After the pressure cooker of training for the Paralympics 2012 and subsequent race season with the British Paracycilng Team, my thoughts turned once again to the Tibetan Plateau, the attraction of it’s expanse, the emptiness, the big Himalayan vistas, and a general curiosity about this far-off land. It seemed time to get the long-awaited ride of my life into motion. I like solitary times, but to me adventures and journeys are better shared than done alone, and so a team grew. Five friends. Five women. We all wanted time out and an adventure to somehow counter the big life events that had impacted us all in different ways over the previous six months (relationship endings, career changes, traumatic accidents…).Our route would take us over eight high mountain passes (between 4500m and 5300m), across the Himalayas via Everest base camp, through the most breath-taking scenery we could ever imagine.
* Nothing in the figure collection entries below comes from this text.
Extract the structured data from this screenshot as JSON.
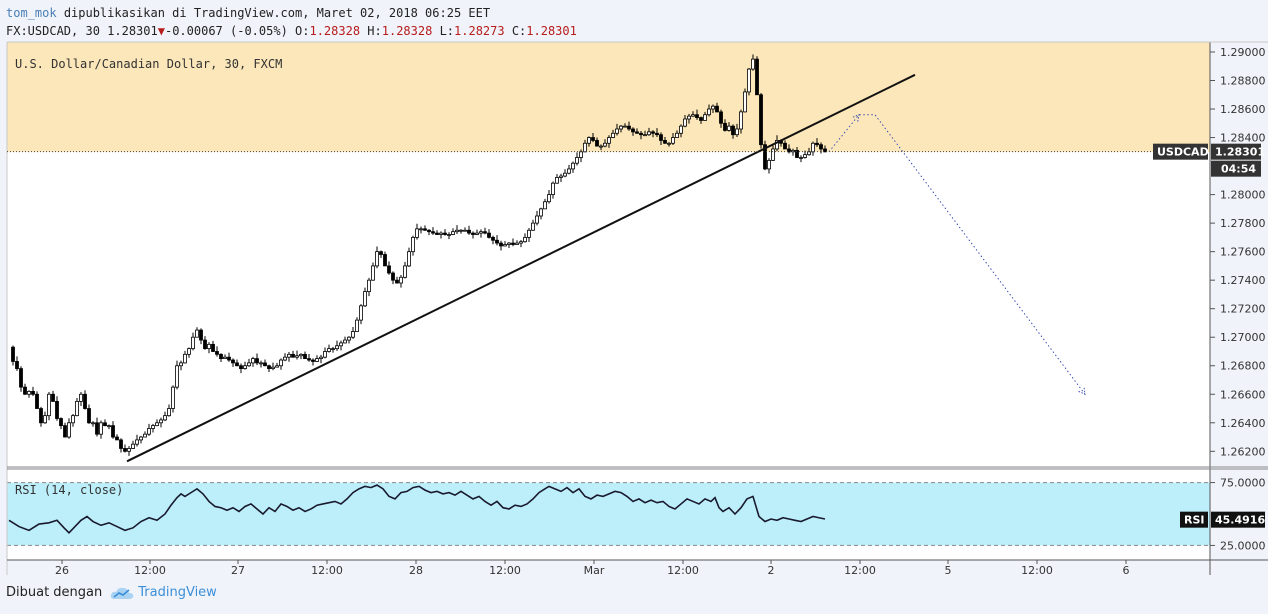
{
  "header": {
    "author": "tom_mok",
    "published_text": "dipublikasikan di TradingView.com, Maret 02, 2018 06:25 EET",
    "symbol": "FX:USDCAD, 30",
    "last": "1.28301",
    "change": "-0.00067 (-0.05%)",
    "o_label": "O:",
    "o_value": "1.28328",
    "h_label": "H:",
    "h_value": "1.28328",
    "l_label": "L:",
    "l_value": "1.28273",
    "c_label": "C:",
    "c_value": "1.28301"
  },
  "footer": {
    "made_with": "Dibuat dengan",
    "brand": "TradingView",
    "brand_icon": "tradingview-cloud-icon"
  },
  "chart_data": {
    "type": "candlestick",
    "title": "U.S. Dollar/Canadian Dollar, 30, FXCM",
    "price_axis": {
      "ylim": [
        1.2609,
        1.2907
      ],
      "ticks": [
        "1.29000",
        "1.28800",
        "1.28600",
        "1.28400",
        "1.28000",
        "1.27800",
        "1.27600",
        "1.27400",
        "1.27200",
        "1.27000",
        "1.26800",
        "1.26600",
        "1.26400",
        "1.26200"
      ]
    },
    "last_price_label": "USDCAD",
    "last_price": "1.28301",
    "countdown": "04:54",
    "x_tick_labels": [
      "26",
      "12:00",
      "27",
      "12:00",
      "28",
      "12:00",
      "Mar",
      "12:00",
      "2",
      "12:00",
      "5",
      "12:00",
      "6"
    ],
    "price_series": [
      [
        0,
        1.2693
      ],
      [
        4,
        1.2683
      ],
      [
        8,
        1.2678
      ],
      [
        12,
        1.2665
      ],
      [
        16,
        1.266
      ],
      [
        20,
        1.2662
      ],
      [
        24,
        1.266
      ],
      [
        28,
        1.265
      ],
      [
        32,
        1.264
      ],
      [
        36,
        1.2645
      ],
      [
        40,
        1.266
      ],
      [
        44,
        1.2655
      ],
      [
        48,
        1.2643
      ],
      [
        52,
        1.2638
      ],
      [
        56,
        1.263
      ],
      [
        60,
        1.264
      ],
      [
        64,
        1.2645
      ],
      [
        68,
        1.2655
      ],
      [
        72,
        1.266
      ],
      [
        76,
        1.265
      ],
      [
        80,
        1.264
      ],
      [
        84,
        1.264
      ],
      [
        88,
        1.2632
      ],
      [
        92,
        1.264
      ],
      [
        96,
        1.2638
      ],
      [
        100,
        1.2638
      ],
      [
        104,
        1.263
      ],
      [
        108,
        1.2628
      ],
      [
        112,
        1.2622
      ],
      [
        116,
        1.262
      ],
      [
        120,
        1.2622
      ],
      [
        124,
        1.2625
      ],
      [
        128,
        1.2628
      ],
      [
        132,
        1.263
      ],
      [
        136,
        1.2632
      ],
      [
        140,
        1.2636
      ],
      [
        144,
        1.2638
      ],
      [
        148,
        1.264
      ],
      [
        152,
        1.2642
      ],
      [
        156,
        1.2645
      ],
      [
        160,
        1.265
      ],
      [
        164,
        1.2665
      ],
      [
        168,
        1.268
      ],
      [
        172,
        1.2682
      ],
      [
        176,
        1.2688
      ],
      [
        180,
        1.2692
      ],
      [
        184,
        1.27
      ],
      [
        188,
        1.2705
      ],
      [
        192,
        1.2698
      ],
      [
        196,
        1.2692
      ],
      [
        200,
        1.2695
      ],
      [
        204,
        1.269
      ],
      [
        208,
        1.2688
      ],
      [
        212,
        1.2685
      ],
      [
        216,
        1.2686
      ],
      [
        220,
        1.2684
      ],
      [
        224,
        1.2682
      ],
      [
        228,
        1.268
      ],
      [
        232,
        1.2678
      ],
      [
        236,
        1.268
      ],
      [
        240,
        1.2682
      ],
      [
        244,
        1.2685
      ],
      [
        248,
        1.2682
      ],
      [
        252,
        1.2682
      ],
      [
        256,
        1.268
      ],
      [
        260,
        1.2678
      ],
      [
        264,
        1.2679
      ],
      [
        268,
        1.268
      ],
      [
        272,
        1.2684
      ],
      [
        276,
        1.2686
      ],
      [
        280,
        1.2688
      ],
      [
        284,
        1.2686
      ],
      [
        288,
        1.2687
      ],
      [
        292,
        1.2688
      ],
      [
        296,
        1.2685
      ],
      [
        300,
        1.2684
      ],
      [
        304,
        1.2683
      ],
      [
        308,
        1.2685
      ],
      [
        312,
        1.2686
      ],
      [
        316,
        1.269
      ],
      [
        320,
        1.2692
      ],
      [
        324,
        1.2692
      ],
      [
        328,
        1.2694
      ],
      [
        332,
        1.2696
      ],
      [
        336,
        1.2698
      ],
      [
        340,
        1.27
      ],
      [
        344,
        1.2704
      ],
      [
        348,
        1.2712
      ],
      [
        352,
        1.2722
      ],
      [
        356,
        1.2732
      ],
      [
        360,
        1.274
      ],
      [
        364,
        1.275
      ],
      [
        368,
        1.276
      ],
      [
        372,
        1.2758
      ],
      [
        376,
        1.275
      ],
      [
        380,
        1.2745
      ],
      [
        384,
        1.274
      ],
      [
        388,
        1.2738
      ],
      [
        392,
        1.2742
      ],
      [
        396,
        1.275
      ],
      [
        400,
        1.276
      ],
      [
        404,
        1.277
      ],
      [
        408,
        1.2776
      ],
      [
        412,
        1.2776
      ],
      [
        416,
        1.2775
      ],
      [
        420,
        1.2774
      ],
      [
        424,
        1.2773
      ],
      [
        428,
        1.2772
      ],
      [
        432,
        1.2773
      ],
      [
        436,
        1.2772
      ],
      [
        440,
        1.2772
      ],
      [
        444,
        1.2774
      ],
      [
        448,
        1.2775
      ],
      [
        452,
        1.2775
      ],
      [
        456,
        1.2775
      ],
      [
        460,
        1.2773
      ],
      [
        464,
        1.2772
      ],
      [
        468,
        1.2773
      ],
      [
        472,
        1.2774
      ],
      [
        476,
        1.2773
      ],
      [
        480,
        1.277
      ],
      [
        484,
        1.2768
      ],
      [
        488,
        1.2766
      ],
      [
        492,
        1.2764
      ],
      [
        496,
        1.2765
      ],
      [
        500,
        1.2766
      ],
      [
        504,
        1.2765
      ],
      [
        508,
        1.2766
      ],
      [
        512,
        1.2767
      ],
      [
        516,
        1.277
      ],
      [
        520,
        1.2775
      ],
      [
        524,
        1.278
      ],
      [
        528,
        1.2785
      ],
      [
        532,
        1.279
      ],
      [
        536,
        1.2795
      ],
      [
        540,
        1.28
      ],
      [
        544,
        1.2808
      ],
      [
        548,
        1.2812
      ],
      [
        552,
        1.2813
      ],
      [
        556,
        1.2815
      ],
      [
        560,
        1.2818
      ],
      [
        564,
        1.2822
      ],
      [
        568,
        1.2826
      ],
      [
        572,
        1.283
      ],
      [
        576,
        1.2836
      ],
      [
        580,
        1.284
      ],
      [
        584,
        1.2838
      ],
      [
        588,
        1.2834
      ],
      [
        592,
        1.2834
      ],
      [
        596,
        1.2836
      ],
      [
        600,
        1.284
      ],
      [
        604,
        1.2843
      ],
      [
        608,
        1.2846
      ],
      [
        612,
        1.2848
      ],
      [
        616,
        1.2848
      ],
      [
        620,
        1.2846
      ],
      [
        624,
        1.2844
      ],
      [
        628,
        1.2843
      ],
      [
        632,
        1.2842
      ],
      [
        636,
        1.2842
      ],
      [
        640,
        1.2844
      ],
      [
        644,
        1.2843
      ],
      [
        648,
        1.2842
      ],
      [
        652,
        1.2838
      ],
      [
        656,
        1.2836
      ],
      [
        660,
        1.2836
      ],
      [
        664,
        1.284
      ],
      [
        668,
        1.2843
      ],
      [
        672,
        1.2848
      ],
      [
        676,
        1.2853
      ],
      [
        680,
        1.2855
      ],
      [
        684,
        1.2856
      ],
      [
        688,
        1.2854
      ],
      [
        692,
        1.2852
      ],
      [
        696,
        1.2856
      ],
      [
        700,
        1.286
      ],
      [
        704,
        1.2862
      ],
      [
        708,
        1.2858
      ],
      [
        712,
        1.285
      ],
      [
        716,
        1.2845
      ],
      [
        720,
        1.2848
      ],
      [
        724,
        1.2842
      ],
      [
        728,
        1.2846
      ],
      [
        732,
        1.2858
      ],
      [
        736,
        1.2872
      ],
      [
        740,
        1.2888
      ],
      [
        744,
        1.2895
      ],
      [
        748,
        1.287
      ],
      [
        752,
        1.2835
      ],
      [
        756,
        1.2818
      ],
      [
        760,
        1.2824
      ],
      [
        764,
        1.2832
      ],
      [
        768,
        1.2838
      ],
      [
        772,
        1.2836
      ],
      [
        776,
        1.2832
      ],
      [
        780,
        1.283
      ],
      [
        784,
        1.2831
      ],
      [
        788,
        1.2826
      ],
      [
        792,
        1.2826
      ],
      [
        796,
        1.2828
      ],
      [
        800,
        1.283
      ],
      [
        804,
        1.2836
      ],
      [
        808,
        1.2835
      ],
      [
        812,
        1.2832
      ],
      [
        816,
        1.283
      ]
    ],
    "trendline": {
      "start": [
        118,
        1.2613
      ],
      "end": [
        906,
        1.2884
      ],
      "color": "#111111"
    },
    "projection": {
      "points": [
        [
          820,
          1.283
        ],
        [
          850,
          1.2856
        ],
        [
          866,
          1.2856
        ],
        [
          1076,
          1.266
        ]
      ],
      "color": "#3f51b5",
      "style": "dotted"
    },
    "highlight_zone": {
      "from": 1.283,
      "to": 1.2907,
      "color": "#fbe7b9"
    },
    "rsi": {
      "title": "RSI (14, close)",
      "levels": [
        75.0,
        25.0
      ],
      "tick_labels": [
        "75.0000",
        "25.0000"
      ],
      "ylim": [
        15,
        85
      ],
      "last_label": "RSI",
      "last_value": "45.4916",
      "fill_color": "#bdeffb",
      "series": [
        [
          0,
          45
        ],
        [
          10,
          40
        ],
        [
          20,
          37
        ],
        [
          30,
          42
        ],
        [
          40,
          43
        ],
        [
          48,
          45
        ],
        [
          55,
          39
        ],
        [
          60,
          35
        ],
        [
          66,
          40
        ],
        [
          72,
          45
        ],
        [
          78,
          48
        ],
        [
          84,
          44
        ],
        [
          92,
          41
        ],
        [
          100,
          43
        ],
        [
          108,
          40
        ],
        [
          116,
          37
        ],
        [
          124,
          39
        ],
        [
          132,
          44
        ],
        [
          140,
          47
        ],
        [
          148,
          45
        ],
        [
          156,
          50
        ],
        [
          162,
          57
        ],
        [
          168,
          63
        ],
        [
          172,
          66
        ],
        [
          176,
          64
        ],
        [
          182,
          67
        ],
        [
          188,
          70
        ],
        [
          194,
          66
        ],
        [
          200,
          60
        ],
        [
          206,
          56
        ],
        [
          212,
          55
        ],
        [
          218,
          53
        ],
        [
          224,
          55
        ],
        [
          230,
          52
        ],
        [
          236,
          56
        ],
        [
          242,
          58
        ],
        [
          248,
          54
        ],
        [
          254,
          50
        ],
        [
          260,
          55
        ],
        [
          266,
          52
        ],
        [
          272,
          58
        ],
        [
          278,
          56
        ],
        [
          284,
          53
        ],
        [
          290,
          55
        ],
        [
          296,
          52
        ],
        [
          302,
          54
        ],
        [
          308,
          57
        ],
        [
          314,
          58
        ],
        [
          320,
          59
        ],
        [
          326,
          60
        ],
        [
          332,
          58
        ],
        [
          338,
          62
        ],
        [
          344,
          67
        ],
        [
          350,
          70
        ],
        [
          356,
          72
        ],
        [
          362,
          71
        ],
        [
          368,
          73
        ],
        [
          374,
          70
        ],
        [
          380,
          64
        ],
        [
          386,
          62
        ],
        [
          392,
          67
        ],
        [
          398,
          68
        ],
        [
          404,
          71
        ],
        [
          410,
          72
        ],
        [
          416,
          69
        ],
        [
          422,
          67
        ],
        [
          428,
          68
        ],
        [
          434,
          66
        ],
        [
          440,
          67
        ],
        [
          446,
          65
        ],
        [
          452,
          68
        ],
        [
          458,
          65
        ],
        [
          464,
          62
        ],
        [
          470,
          64
        ],
        [
          476,
          60
        ],
        [
          482,
          57
        ],
        [
          488,
          60
        ],
        [
          494,
          55
        ],
        [
          500,
          54
        ],
        [
          506,
          57
        ],
        [
          512,
          56
        ],
        [
          518,
          58
        ],
        [
          524,
          62
        ],
        [
          530,
          67
        ],
        [
          536,
          70
        ],
        [
          540,
          72
        ],
        [
          546,
          70
        ],
        [
          552,
          68
        ],
        [
          558,
          71
        ],
        [
          564,
          67
        ],
        [
          570,
          70
        ],
        [
          576,
          64
        ],
        [
          582,
          62
        ],
        [
          588,
          65
        ],
        [
          594,
          64
        ],
        [
          600,
          66
        ],
        [
          606,
          68
        ],
        [
          612,
          67
        ],
        [
          618,
          64
        ],
        [
          624,
          60
        ],
        [
          630,
          62
        ],
        [
          636,
          59
        ],
        [
          642,
          61
        ],
        [
          648,
          59
        ],
        [
          654,
          60
        ],
        [
          660,
          56
        ],
        [
          666,
          54
        ],
        [
          672,
          58
        ],
        [
          678,
          62
        ],
        [
          684,
          60
        ],
        [
          690,
          58
        ],
        [
          696,
          62
        ],
        [
          702,
          60
        ],
        [
          706,
          63
        ],
        [
          710,
          55
        ],
        [
          714,
          52
        ],
        [
          720,
          55
        ],
        [
          726,
          50
        ],
        [
          732,
          55
        ],
        [
          738,
          62
        ],
        [
          744,
          64
        ],
        [
          750,
          48
        ],
        [
          756,
          44
        ],
        [
          762,
          46
        ],
        [
          768,
          45
        ],
        [
          774,
          47
        ],
        [
          780,
          46
        ],
        [
          786,
          45
        ],
        [
          792,
          44
        ],
        [
          798,
          46
        ],
        [
          804,
          48
        ],
        [
          810,
          47
        ],
        [
          816,
          46
        ]
      ]
    }
  }
}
As with any challenge in life, the anxieties and worries ran high before we began. How would we cope with the altitude? The long days of cycling for weeks? The uncertainties of visa troubles, crossing checkpoints and borders? Mechanical problems? Mind and body breakdown? I worried if my arms would keep up with legs, riding long days and high passes on a handbike. Would I be able to relax into it after the intensity of following a strict ‘athlete’ training schedule? Had I lost all my wilderness camping and survival skills now I was more accustomed to the hotel rooms and the controlled training environment I’d adapted to with British Cycling?!On the one hand I could barely wait, the excitement of the adventure pulsing in my blood, but on the other, I worried I wasn’t up to it. I used to spend more time under canvas than a roof, but for a few years I’ve spent more time in hotel beds than my own and the nights camping beneath starry skies hundreds of miles from the pollution of city lights have been far too few.
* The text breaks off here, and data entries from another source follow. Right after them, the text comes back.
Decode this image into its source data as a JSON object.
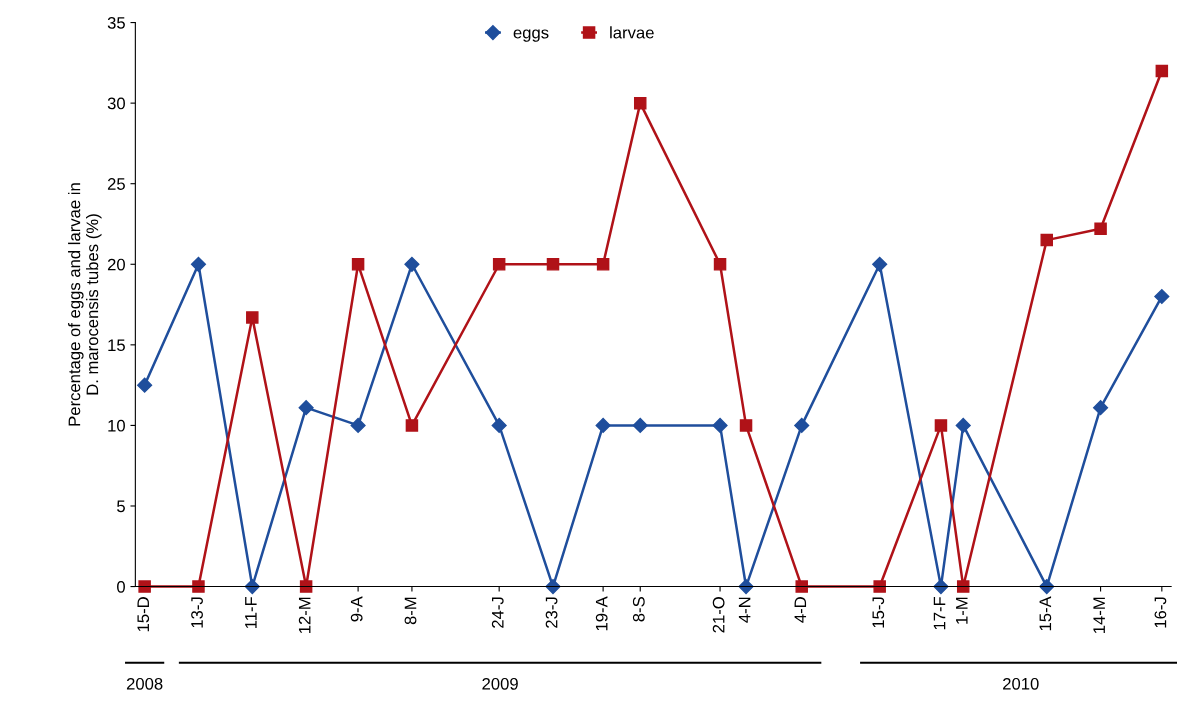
{
  "chart_data": {
    "type": "line",
    "ylabel": "Percentage of eggs and larvae in\nD. marocensis tubes (%)",
    "x": [
      "2008-12-15",
      "2009-01-13",
      "2009-02-11",
      "2009-03-12",
      "2009-04-09",
      "2009-05-08",
      "2009-06-24",
      "2009-07-23",
      "2009-08-19",
      "2009-09-08",
      "2009-10-21",
      "2009-11-04",
      "2009-12-04",
      "2010-01-15",
      "2010-02-17",
      "2010-03-01",
      "2010-04-15",
      "2010-05-14",
      "2010-06-16"
    ],
    "series": [
      {
        "name": "eggs",
        "color": "#1f4e9c",
        "marker": "diamond",
        "values": [
          12.5,
          20,
          0,
          11.1,
          10,
          20,
          10,
          0,
          10,
          10,
          10,
          0,
          10,
          20,
          0,
          10,
          0,
          11.1,
          18
        ]
      },
      {
        "name": "larvae",
        "color": "#b01218",
        "marker": "square",
        "values": [
          0,
          0,
          16.7,
          0,
          20,
          10,
          20,
          20,
          20,
          30,
          20,
          10,
          0,
          0,
          10,
          0,
          21.5,
          22.2,
          32
        ]
      }
    ],
    "xlim": [
      "2008-12-10",
      "2010-06-21"
    ],
    "xticks": [
      {
        "value": "2008-12-15",
        "label": "15-D"
      },
      {
        "value": "2009-01-13",
        "label": "13-J"
      },
      {
        "value": "2009-02-11",
        "label": "11-F"
      },
      {
        "value": "2009-03-12",
        "label": "12-M"
      },
      {
        "value": "2009-04-09",
        "label": "9-A"
      },
      {
        "value": "2009-05-08",
        "label": "8-M"
      },
      {
        "value": "2009-06-24",
        "label": "24-J"
      },
      {
        "value": "2009-07-23",
        "label": "23-J"
      },
      {
        "value": "2009-08-19",
        "label": "19-A"
      },
      {
        "value": "2009-09-08",
        "label": "8-S"
      },
      {
        "value": "2009-10-21",
        "label": "21-O"
      },
      {
        "value": "2009-11-04",
        "label": "4-N"
      },
      {
        "value": "2009-12-04",
        "label": "4-D"
      },
      {
        "value": "2010-01-15",
        "label": "15-J"
      },
      {
        "value": "2010-02-17",
        "label": "17-F"
      },
      {
        "value": "2010-03-01",
        "label": "1-M"
      },
      {
        "value": "2010-04-15",
        "label": "15-A"
      },
      {
        "value": "2010-05-14",
        "label": "14-M"
      },
      {
        "value": "2010-06-16",
        "label": "16-J"
      }
    ],
    "ylim": [
      0,
      35
    ],
    "yticks": [
      0,
      5,
      10,
      15,
      20,
      25,
      30,
      35
    ],
    "annotations": [
      "2008",
      "2009",
      "2010"
    ],
    "legend": "top",
    "grid": false,
    "line_style": "solid"
  }
}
The journey along the Friendship route, that twenty years ago would have been dirt washboard all the way to Nepal, is now (thanks to the Chinese) largely good quality tarmac. At first it felt less ‘intrepid’, less of the adventure I’d anticipated it to be, the surfaced roads too ‘easy’ against the image of the journey I’d held for so long. However, it meant that instead of looking at the road for a month concentrating on potholes and navigating my three wheels through rocks and dirt (though we had to do some of this to get to Everest base camp), I could look up and absorb the landscape we travelled through. I could enjoy views of the colourful prayer flags adorning the sacred hills, the vast skies, the ever-changing landscape, the contours, the mountains, the white giants of the Himalayas.We struggled up mountain passes and flew down the long slopes afterwards, ironically sensing freedom like never before in a land that has lost it’s own.

I don’t want to write a blow by blow account of our journey, but like any journey in life it was a true rollercoaster, not just physically over all the 5000m passes, but emotionally too it had highs, lows, tears of laughter and joy, moments of spine-tingling beauty and appreciation, moments where ‘womaning-up’ was the only option…Tibet and it’s people touched me in a way that I’d never expected. The smiles of the Tibetan people were wide, generous and soul-lighting…inspiringly so for a people who have suffered and lost their land and freedom.

Maybe the five of us began our journey in search of some kind of answer or resolution to the year we’d had before, but of course there are no answers to the ‘difficult’ stuff of life. Only a road to travel, corners to turn, summits and valleys, and new views to see. It’s always special to get off the treadmill that life at home can sometimes become, to break the routine and escape from pressures and electronic gadgetry, social media (no chance of that in Tibet!), to share an adventure and to look up at big skies, blue or starry, and gain perspective.Maybe that’s all we could hope for from the ‘Friendship Highway’. But cycling up the last ‘double-dipper’ passes (two in one with a drop down between them), especially the final stretch to 5250m and a massive view of the Himalayas and Nepal, the scenery tugged out our emotion. I felt to be riding into the future, a future full of excitement and beauty to match the mountains around us. I knew why I’d had to wait twenty years for the journey.Twenty years ago it wouldn’t have had the same impact.

And shortly afterwards, things got even better…the World’s longest descent of almost 5000m. Woohooo!!!!!